Sports fans always love an underdog. In the NFL Draft, there are plenty of under-the-radar players from all different backgrounds and struggles. Cornerback prospect Brendan Munnerlyn (listed at 5-foot-10 and 170 pounds) somewhat embodies the "long shot looking for an opportunity" adage. Frankly, Munnerlyn is facing a long uphill battle after spending two years out of football. However, he has still made an impression with scouts through his hard work and natural talent.
A graduate of Fort Washington High School, Munnerlyn teamed up with Joe Haden to win a state championship. He also played at prep school Milford Academy, which produced the likes of LeSean McCoy and Terrance Knighton. However, outside of a short stint at Marshall University, Munnerlyn has had to sit back and watch as his former teammates enjoyed success while he figured out his next move.
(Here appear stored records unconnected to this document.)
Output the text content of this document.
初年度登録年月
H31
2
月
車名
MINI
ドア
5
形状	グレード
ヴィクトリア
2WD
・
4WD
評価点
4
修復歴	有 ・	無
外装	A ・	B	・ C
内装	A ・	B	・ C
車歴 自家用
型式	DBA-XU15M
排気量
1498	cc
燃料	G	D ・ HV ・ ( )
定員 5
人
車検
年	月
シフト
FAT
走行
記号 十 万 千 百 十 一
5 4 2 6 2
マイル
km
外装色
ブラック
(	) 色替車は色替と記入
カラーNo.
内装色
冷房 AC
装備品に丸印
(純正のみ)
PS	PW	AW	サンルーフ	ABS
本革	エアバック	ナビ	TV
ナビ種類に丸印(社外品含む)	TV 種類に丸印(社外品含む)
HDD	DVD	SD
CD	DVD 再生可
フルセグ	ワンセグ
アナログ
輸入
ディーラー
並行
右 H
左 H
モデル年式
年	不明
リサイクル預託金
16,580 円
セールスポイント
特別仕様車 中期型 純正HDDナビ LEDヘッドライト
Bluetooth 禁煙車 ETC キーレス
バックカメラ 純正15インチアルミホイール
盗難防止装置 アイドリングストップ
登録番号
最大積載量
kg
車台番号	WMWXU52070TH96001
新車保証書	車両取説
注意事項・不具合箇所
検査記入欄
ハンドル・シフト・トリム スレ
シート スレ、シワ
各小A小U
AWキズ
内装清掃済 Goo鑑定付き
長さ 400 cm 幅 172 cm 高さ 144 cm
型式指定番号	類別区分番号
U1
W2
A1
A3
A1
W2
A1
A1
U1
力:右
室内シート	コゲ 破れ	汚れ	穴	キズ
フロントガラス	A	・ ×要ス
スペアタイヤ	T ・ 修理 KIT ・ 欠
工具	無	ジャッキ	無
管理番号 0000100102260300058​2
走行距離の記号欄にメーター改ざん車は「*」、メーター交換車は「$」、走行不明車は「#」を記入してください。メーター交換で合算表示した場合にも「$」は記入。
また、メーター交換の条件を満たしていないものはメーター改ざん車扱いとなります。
Munnerlyn was not invited to Indianapolis for the Combine and was forced show off his skills at one of the regional "tryouts" scattered across the country. He knows that his quest for his childhood dream is going to be a tough one, but it is a challenge that he has wholeheartedly accepted.
Munnerlyn is hoping to join a training camp squad this offseason and is on his way to getting an invite. With the 2014 NFL Draft on the horizon, Munnerlyn sat down with BGN's Mike Kaye to discuss his potential future in the NFL, along with his unique football journey.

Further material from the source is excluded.